Taobao Model: China’s Fast Fashion Industry
February 12, 2020
Cui Yue, known professionally in the industry as Pin’er, was hired by online retailers to model their clothes and help them advertise their goods on the Chinese e-commerce behemoth Taobao. Similar to eBay or Amazon, Taobao is a website that markets a wide variety of goods, from game consoles to pet food and clothing. To publicize their clothes, retailers pay models like Cui Yue to pose for pictures wearing their outfits.
“In the beginning, I charged 30 RMB (US$4) per item, but now I charge 200 to 300 RMB($30 USD) per piece,” explained Yue, “Some people charge 1000 RMB ($145) per piece, so their annual income would be around 10 million RMB (1.4 million USD).”
Because Taobao models are valued for their ability to drive sales, with the website tracking each product, the approach to modeling favors volume and efficiency. “There will typically be 100 to 200 outfits per day and in the last 4 years I’ve shot over 250,000 items of clothing,” said Yue, “This fast-paced modeling technique was forced from necessity since there were so many clothes, so we would never get through them all.” Even if she worked 24 hours every day, Yue stated she wouldn’t be able to finish modeling every piece.
When she first started working as a model for Taobao, she would “draw really heavy makeup on” as she “wasn’t very confident back then and used makeup to improve [her] self-confidence.” As Yue first modeled, she described how she felt “uncomfortable, as passersby stop and look at you and some even take out their phones to take photos of you.” But after a while, she realized that “this is work, I just need to get my job done. It’s not important how other people look at me.”
During each shoot, Yue tries to capture the spirit of each outfit in a matter of seconds, shifting her poses in rapid-fire sequences before quickly slipping into the next look.

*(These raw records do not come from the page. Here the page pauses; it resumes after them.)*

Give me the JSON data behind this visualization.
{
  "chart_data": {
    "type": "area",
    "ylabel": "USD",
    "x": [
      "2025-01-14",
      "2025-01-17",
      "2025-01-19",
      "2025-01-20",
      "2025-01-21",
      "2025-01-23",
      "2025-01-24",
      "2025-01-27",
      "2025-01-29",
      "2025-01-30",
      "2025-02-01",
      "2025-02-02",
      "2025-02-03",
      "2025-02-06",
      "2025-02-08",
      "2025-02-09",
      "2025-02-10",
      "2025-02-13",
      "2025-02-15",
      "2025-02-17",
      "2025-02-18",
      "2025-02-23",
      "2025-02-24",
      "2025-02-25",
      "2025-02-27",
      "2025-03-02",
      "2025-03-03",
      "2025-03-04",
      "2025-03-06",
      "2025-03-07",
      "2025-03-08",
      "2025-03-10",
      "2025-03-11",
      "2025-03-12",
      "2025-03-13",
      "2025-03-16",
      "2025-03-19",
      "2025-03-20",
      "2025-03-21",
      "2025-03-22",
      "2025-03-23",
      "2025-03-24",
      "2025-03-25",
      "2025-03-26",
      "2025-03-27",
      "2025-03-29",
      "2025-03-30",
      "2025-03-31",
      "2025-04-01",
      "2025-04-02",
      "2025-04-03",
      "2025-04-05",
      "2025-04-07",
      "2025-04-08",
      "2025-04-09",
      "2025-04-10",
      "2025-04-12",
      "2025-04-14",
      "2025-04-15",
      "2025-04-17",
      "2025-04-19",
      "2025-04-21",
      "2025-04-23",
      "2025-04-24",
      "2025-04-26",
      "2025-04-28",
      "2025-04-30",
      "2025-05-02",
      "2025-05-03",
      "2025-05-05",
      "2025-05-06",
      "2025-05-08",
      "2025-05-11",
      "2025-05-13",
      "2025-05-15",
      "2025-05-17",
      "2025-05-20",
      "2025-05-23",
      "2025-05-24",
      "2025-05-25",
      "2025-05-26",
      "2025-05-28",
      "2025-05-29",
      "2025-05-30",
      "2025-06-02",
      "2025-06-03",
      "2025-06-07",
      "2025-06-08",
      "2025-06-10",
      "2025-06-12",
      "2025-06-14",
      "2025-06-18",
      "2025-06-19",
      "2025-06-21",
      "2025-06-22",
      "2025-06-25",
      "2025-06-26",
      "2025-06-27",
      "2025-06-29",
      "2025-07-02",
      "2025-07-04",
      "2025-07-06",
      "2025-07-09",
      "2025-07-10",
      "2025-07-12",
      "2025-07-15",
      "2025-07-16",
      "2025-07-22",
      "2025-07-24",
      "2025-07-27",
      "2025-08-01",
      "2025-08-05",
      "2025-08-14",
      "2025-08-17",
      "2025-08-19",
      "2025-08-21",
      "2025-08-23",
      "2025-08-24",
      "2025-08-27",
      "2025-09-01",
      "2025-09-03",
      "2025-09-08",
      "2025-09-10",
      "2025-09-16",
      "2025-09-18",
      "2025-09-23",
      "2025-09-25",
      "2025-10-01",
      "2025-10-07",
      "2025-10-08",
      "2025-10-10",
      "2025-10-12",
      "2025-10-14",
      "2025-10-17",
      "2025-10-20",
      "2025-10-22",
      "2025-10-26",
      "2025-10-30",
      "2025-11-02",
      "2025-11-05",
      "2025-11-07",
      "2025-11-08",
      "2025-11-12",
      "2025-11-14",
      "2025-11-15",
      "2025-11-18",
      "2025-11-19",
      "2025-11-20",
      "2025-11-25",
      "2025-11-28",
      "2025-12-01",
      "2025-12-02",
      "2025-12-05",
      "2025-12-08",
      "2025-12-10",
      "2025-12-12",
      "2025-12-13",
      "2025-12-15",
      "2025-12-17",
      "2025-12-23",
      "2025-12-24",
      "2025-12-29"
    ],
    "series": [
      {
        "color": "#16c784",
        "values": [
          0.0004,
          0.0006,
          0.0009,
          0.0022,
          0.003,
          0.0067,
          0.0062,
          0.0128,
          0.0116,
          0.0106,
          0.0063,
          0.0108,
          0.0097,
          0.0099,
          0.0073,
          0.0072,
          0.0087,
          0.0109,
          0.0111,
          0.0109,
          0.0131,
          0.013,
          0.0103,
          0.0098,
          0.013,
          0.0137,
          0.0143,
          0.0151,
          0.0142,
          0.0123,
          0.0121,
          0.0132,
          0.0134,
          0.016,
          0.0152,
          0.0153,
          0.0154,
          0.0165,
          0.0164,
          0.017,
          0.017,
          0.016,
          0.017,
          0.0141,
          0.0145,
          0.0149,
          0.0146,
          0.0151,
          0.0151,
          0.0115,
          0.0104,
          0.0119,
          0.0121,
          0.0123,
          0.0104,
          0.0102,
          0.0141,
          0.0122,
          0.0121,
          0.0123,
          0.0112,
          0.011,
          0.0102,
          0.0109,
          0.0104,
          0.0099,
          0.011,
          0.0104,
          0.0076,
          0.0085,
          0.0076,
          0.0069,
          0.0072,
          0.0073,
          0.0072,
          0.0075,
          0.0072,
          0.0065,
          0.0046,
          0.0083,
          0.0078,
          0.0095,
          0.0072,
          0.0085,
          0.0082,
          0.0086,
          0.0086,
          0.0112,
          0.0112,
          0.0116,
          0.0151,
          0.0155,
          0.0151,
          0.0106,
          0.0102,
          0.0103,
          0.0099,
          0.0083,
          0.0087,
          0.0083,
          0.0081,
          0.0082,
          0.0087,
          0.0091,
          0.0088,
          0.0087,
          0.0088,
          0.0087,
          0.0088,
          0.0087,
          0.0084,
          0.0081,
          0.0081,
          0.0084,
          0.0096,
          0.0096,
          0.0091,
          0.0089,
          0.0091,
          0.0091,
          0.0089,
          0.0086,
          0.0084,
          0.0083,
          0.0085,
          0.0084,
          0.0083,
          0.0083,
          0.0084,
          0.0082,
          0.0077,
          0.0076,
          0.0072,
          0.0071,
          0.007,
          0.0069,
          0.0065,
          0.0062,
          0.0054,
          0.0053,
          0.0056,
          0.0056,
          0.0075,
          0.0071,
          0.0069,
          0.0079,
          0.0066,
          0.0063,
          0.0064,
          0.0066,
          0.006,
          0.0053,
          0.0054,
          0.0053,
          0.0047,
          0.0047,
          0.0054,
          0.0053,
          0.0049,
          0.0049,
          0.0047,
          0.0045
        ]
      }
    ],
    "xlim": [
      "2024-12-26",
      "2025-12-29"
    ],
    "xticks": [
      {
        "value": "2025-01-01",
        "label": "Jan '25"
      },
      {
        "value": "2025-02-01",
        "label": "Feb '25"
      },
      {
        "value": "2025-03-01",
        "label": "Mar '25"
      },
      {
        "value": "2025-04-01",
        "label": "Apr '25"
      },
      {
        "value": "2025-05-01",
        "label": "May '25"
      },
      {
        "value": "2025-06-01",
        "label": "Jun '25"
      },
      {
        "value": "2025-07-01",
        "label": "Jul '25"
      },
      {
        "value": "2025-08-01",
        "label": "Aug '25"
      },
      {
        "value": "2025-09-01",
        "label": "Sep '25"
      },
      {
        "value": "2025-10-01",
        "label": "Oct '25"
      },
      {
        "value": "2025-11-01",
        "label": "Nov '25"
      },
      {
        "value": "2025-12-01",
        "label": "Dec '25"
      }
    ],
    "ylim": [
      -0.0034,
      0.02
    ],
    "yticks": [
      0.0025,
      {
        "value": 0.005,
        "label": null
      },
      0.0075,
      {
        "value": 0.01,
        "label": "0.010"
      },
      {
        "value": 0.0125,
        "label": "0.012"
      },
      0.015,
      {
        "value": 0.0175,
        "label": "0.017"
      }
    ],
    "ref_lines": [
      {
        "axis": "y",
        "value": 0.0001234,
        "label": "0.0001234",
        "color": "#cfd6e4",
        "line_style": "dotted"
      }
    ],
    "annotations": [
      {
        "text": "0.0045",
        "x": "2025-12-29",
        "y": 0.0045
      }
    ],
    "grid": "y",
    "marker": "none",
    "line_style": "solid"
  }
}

“Every time I put on an outfit,” says Yue, “I consider its material and design. For example, if it’s lace, I will act more feminine. If it’s fluffy or has pom-poms, I try to be cuter.”
When modeling each outfit, she tries to imagine herself in a fitting situation. “If I’m wearing professional work clothes, I picture myself in an office. I imagine I am a white-collar worker and the feeling just naturally comes out.”
Primarily shot on the street, with the briefest of pauses for water and food, modeling is hectic and downright unglamorous work, but for models such as Yue, it can be lucrative—at least for a time.
Yue emphasized that turnover, the rate at which employees leave the workforce and are replaced, is extremely high within the industry. “There are always younger models with better figures who charge less than me. There is always a new generation waiting to push out the old,” she explained. Although this is the reality of working as a model, Yue said she has “made peace with being replaced by a new wave of models.”
“My modeling career will end naturally,” said Yue, “until one day when I might not even get one booking a month—that’s when the job has left me.”